The lesson is best illustrated by the fable we all heard as kids, the tortoise and the hare, the tortoise has won again, we all know it will eventually, so why do we continue to act like hares?

 

We cannot hope to control, the environment we are in, but the best companies learn to evolve and accommodate the changes that occur beyond their control without succumbing to their transient attractions.

Employees are your best marketing assets.

What happens when you meet someone…? “where do you work” is a common conversation starter.

Someone who responds enthusiastically, extolling the virtues of their employer and the products they produce, will have a positive impact on those they meet, and the “word of mouth” that originates with that conversation can be substantial.

Conversely, an employee who expresses no confidence in their employer and products will create a negative impact, which has the potential to multiply with the telling, and after all, who is in a better position to know the real quality of a product than one who participates in the production process?

Thinking about employee satisfaction in this way puts a new perspective onto now almost standard annual employee satisfaction survey.  

Customers are cautious, advertising savvy, and cynical, so getting a message to them is very difficult.

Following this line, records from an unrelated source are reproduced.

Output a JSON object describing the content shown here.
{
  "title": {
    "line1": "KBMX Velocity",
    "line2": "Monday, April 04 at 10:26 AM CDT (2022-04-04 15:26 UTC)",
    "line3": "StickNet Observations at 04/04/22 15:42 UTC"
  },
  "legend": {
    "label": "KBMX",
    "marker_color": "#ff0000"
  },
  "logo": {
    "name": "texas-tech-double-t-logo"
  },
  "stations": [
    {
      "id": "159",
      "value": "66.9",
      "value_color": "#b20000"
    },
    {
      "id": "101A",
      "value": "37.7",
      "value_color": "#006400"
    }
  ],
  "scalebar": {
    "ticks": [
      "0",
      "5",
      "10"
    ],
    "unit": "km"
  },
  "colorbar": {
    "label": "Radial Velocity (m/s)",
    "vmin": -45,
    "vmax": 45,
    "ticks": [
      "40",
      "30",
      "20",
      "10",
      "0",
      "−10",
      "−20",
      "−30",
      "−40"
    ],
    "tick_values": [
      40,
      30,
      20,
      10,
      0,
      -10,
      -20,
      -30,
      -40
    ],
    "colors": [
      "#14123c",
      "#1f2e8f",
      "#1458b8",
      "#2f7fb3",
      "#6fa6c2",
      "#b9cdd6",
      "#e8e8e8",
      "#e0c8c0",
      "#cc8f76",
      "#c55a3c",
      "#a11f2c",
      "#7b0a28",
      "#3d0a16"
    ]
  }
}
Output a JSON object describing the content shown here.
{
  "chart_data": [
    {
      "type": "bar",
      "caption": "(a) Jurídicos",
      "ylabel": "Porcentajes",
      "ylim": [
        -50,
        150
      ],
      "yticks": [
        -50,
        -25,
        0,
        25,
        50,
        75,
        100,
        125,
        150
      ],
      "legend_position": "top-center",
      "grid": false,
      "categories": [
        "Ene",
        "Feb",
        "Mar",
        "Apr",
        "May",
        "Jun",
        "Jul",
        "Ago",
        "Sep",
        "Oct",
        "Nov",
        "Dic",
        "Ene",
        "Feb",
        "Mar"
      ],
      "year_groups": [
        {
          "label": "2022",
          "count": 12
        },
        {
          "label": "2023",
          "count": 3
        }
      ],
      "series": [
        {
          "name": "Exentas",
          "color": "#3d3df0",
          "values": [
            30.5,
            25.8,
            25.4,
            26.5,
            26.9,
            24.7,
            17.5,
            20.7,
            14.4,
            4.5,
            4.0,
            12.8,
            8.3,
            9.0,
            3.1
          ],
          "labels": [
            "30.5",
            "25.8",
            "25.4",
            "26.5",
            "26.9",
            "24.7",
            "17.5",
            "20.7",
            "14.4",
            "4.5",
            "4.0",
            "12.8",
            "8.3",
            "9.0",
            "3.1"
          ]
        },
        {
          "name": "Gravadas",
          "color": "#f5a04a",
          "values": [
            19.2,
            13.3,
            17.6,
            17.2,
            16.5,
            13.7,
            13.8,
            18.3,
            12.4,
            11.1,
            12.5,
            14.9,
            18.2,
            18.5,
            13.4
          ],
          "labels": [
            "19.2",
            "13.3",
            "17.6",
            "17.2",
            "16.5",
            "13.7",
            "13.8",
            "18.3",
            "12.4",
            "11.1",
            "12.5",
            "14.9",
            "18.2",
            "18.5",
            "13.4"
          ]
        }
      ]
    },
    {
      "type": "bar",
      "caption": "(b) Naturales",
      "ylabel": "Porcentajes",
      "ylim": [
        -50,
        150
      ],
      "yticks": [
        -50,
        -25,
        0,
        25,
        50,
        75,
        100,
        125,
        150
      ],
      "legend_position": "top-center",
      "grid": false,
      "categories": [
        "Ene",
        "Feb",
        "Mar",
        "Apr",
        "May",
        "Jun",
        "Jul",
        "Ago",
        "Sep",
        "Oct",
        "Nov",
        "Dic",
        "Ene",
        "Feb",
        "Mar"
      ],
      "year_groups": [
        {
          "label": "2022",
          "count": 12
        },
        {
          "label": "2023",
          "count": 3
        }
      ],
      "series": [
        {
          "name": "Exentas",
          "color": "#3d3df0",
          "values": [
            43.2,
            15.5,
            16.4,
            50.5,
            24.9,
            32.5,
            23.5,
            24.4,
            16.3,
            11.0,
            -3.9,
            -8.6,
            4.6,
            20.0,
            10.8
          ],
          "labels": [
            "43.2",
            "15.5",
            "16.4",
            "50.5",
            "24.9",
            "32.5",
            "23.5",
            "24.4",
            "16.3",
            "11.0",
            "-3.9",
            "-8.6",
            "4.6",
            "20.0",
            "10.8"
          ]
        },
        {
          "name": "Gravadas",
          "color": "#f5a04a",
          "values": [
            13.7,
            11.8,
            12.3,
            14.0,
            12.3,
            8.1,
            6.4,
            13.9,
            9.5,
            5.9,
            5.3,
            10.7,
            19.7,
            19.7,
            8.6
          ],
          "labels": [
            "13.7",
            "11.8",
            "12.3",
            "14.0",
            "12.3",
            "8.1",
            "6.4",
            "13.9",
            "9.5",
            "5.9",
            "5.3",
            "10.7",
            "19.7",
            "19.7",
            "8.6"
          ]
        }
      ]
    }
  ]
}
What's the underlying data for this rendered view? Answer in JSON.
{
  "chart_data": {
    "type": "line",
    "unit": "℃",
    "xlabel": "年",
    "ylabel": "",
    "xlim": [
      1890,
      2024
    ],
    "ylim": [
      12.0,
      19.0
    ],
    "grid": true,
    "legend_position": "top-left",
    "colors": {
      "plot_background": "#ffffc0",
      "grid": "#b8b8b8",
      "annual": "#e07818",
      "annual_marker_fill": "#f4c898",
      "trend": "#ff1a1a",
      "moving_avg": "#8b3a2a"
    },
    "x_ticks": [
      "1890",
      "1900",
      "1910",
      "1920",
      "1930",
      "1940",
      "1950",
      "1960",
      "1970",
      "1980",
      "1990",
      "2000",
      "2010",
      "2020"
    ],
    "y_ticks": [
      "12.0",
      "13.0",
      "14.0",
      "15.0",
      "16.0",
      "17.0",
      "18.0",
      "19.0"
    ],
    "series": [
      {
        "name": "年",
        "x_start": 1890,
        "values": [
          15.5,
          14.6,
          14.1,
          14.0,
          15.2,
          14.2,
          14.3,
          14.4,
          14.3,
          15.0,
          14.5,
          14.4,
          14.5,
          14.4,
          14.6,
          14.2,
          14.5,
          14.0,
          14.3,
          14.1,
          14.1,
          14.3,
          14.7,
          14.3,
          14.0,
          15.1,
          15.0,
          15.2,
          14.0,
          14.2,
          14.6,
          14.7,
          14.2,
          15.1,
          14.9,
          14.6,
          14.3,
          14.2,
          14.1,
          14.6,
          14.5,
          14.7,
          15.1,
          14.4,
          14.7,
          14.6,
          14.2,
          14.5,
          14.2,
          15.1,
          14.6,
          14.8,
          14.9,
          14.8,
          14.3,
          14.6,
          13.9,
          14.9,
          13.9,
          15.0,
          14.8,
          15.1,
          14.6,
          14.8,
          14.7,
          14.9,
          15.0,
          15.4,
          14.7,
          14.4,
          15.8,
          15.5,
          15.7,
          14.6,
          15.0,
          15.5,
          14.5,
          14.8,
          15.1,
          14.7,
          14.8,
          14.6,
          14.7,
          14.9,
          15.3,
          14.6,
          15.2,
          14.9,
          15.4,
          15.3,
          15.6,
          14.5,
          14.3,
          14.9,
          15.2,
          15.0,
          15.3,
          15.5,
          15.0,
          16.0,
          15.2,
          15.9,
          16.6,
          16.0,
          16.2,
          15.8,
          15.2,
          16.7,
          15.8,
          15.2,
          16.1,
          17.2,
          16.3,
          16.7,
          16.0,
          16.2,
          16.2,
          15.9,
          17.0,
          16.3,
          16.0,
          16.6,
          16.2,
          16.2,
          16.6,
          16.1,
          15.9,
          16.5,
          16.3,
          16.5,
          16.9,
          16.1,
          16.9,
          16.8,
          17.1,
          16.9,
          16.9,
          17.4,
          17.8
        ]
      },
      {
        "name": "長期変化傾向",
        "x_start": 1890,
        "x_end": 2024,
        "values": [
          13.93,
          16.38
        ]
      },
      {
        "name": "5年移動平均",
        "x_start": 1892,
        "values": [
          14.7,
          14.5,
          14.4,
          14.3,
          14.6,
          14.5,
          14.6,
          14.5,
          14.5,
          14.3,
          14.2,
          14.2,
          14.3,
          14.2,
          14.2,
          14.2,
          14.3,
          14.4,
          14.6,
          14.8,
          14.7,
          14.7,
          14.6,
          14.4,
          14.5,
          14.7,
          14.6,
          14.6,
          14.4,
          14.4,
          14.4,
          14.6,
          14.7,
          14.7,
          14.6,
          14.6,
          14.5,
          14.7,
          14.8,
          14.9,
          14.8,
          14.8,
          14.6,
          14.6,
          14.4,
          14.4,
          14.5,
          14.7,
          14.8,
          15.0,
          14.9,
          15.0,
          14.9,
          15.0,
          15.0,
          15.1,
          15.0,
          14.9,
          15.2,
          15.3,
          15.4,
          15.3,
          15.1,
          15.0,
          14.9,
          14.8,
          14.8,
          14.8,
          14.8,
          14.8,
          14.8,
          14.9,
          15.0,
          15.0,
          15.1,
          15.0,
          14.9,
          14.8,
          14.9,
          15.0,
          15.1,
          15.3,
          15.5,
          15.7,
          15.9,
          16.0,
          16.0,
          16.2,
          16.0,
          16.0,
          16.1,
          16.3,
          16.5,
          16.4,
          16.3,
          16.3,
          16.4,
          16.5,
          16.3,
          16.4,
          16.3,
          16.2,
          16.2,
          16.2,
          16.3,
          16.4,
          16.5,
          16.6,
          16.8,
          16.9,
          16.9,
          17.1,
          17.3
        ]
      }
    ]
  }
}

 In a networked world, it now requires measures to develop employees as advocates for your business, as the advocacy of one person will have more impact than a 1000 TARP points in a TV advertising schedule.

Apostles and detractors

 

The aim of brand builders is to engage with consumers to the point where they become apostles for the brand, an much effort has gone into developing measures that use this notion as a measure of brand strength.

On the other side of the coin are the detractors of your brand, and the damage they can do.

The development of a brand therefore also has the two dimensions. Powerful brands encourage powerful emotions, and some of those are very likely to be negative, it almost goes with the territory,   anything capable of arousing powerful positive emotions is just as capable of arousing negative ones. An overlooked, but key challenge is how you manage the detractors, and the things they use as hooks for adverse comment.

Recently a measure “net promoter score” has become the favorite or marketers, as it appears to offer a methodology of collecting quantitative data on the behavior of your customers. Introduced in a 2003  HBR article by Fred Reicheld  it has quickly become accepted as almost gospel.

However, experience suggests we should be pretty careful when someone has all the answers to all our previously intractable questions, and it is no different here. NPS is a great start to measure those who use, or have used your product, but relying on it solely to save the day is a big ask.